Releases: numbagg/numbagg
0.8.1
0.8.1
adds an experimental NUMBAGG_FASTMATH
env var option (thanks @frazane) which increases performance in some routines at the cost of minor inaccuracy. Feel free to provide feedback in an issue if you find this helpful (or unhelpful!). There's also a change for numpy 2.0 compatibility (thanks @mathause), and some internal improvements.
0.8.0
0.7.2
0.7.1
0.7.0
0.6.8
0.6.8 contains mostly internal changes — the initial benchmarking approach is expanded to all functions and displayed in the new Readme. The same framework is now used to test all functions. We also ensure the functions don't emit warnings when handling expected inputs in our tests.
0.6.7
0.6.7 removes the temporary patch for the int8
issues we experienced previously in grouping functions, replacing it with something more robust.
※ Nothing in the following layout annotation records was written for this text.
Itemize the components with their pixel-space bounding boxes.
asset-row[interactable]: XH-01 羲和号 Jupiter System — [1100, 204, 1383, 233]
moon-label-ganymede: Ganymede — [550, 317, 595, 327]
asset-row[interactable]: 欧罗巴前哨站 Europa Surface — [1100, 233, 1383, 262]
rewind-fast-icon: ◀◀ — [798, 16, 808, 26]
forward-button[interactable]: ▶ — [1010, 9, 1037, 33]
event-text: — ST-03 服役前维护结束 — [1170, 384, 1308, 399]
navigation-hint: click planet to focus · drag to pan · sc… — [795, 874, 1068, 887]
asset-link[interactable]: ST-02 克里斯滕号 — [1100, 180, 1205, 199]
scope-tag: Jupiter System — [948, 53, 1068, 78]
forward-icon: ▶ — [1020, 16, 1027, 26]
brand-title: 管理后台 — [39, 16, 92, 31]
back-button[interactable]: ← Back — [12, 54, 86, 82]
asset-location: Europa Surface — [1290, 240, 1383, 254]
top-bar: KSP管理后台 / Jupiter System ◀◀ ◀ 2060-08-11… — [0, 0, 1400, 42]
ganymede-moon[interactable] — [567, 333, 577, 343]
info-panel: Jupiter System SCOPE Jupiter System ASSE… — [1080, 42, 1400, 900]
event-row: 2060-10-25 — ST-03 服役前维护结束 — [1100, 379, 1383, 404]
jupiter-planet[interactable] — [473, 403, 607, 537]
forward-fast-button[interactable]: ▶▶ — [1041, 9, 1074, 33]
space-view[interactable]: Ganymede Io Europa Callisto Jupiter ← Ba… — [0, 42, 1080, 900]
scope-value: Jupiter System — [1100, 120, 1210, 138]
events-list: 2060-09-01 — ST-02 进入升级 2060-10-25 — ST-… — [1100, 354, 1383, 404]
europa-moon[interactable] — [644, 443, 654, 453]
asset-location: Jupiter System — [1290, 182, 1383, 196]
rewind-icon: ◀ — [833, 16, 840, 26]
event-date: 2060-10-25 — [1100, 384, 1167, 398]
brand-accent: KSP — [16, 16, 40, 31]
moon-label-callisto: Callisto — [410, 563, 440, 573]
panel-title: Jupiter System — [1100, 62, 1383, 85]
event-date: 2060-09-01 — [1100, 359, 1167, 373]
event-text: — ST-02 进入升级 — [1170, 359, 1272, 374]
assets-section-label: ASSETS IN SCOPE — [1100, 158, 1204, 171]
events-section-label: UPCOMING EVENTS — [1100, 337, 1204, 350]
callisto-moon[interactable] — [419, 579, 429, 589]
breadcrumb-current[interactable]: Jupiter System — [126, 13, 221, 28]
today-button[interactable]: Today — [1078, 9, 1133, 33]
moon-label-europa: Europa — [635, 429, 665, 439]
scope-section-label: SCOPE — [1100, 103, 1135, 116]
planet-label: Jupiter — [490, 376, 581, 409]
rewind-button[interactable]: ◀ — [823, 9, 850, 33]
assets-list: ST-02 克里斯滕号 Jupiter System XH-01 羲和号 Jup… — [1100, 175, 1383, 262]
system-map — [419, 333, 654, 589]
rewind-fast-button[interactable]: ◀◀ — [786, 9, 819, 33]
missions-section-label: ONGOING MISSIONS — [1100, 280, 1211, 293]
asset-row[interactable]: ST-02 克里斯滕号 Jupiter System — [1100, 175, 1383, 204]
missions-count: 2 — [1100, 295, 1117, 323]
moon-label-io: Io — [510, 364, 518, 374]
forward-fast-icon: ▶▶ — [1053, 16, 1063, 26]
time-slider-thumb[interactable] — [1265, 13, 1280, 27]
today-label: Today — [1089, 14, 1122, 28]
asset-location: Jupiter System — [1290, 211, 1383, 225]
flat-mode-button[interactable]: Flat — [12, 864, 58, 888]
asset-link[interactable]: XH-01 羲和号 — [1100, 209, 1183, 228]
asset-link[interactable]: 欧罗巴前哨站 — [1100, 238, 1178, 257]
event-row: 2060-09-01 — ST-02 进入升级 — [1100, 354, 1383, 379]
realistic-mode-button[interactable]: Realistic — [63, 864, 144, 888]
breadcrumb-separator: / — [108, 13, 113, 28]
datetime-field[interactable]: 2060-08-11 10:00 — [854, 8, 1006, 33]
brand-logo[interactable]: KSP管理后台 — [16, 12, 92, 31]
Specifically, when there are a very large number of items in a group and labels
has a very small dtype, labels
is cast to a higher dtype.
0.6.6
0.6.5
0.6.5 works around a rare but serious bug — when a labels array with int8
type is used in a group function, numbagg can return an incorrect result. The bug requires the array to be a specific size. The currently implemented solution is a workaround rather than an understanding of the underlying issue. Check out #211 for more details.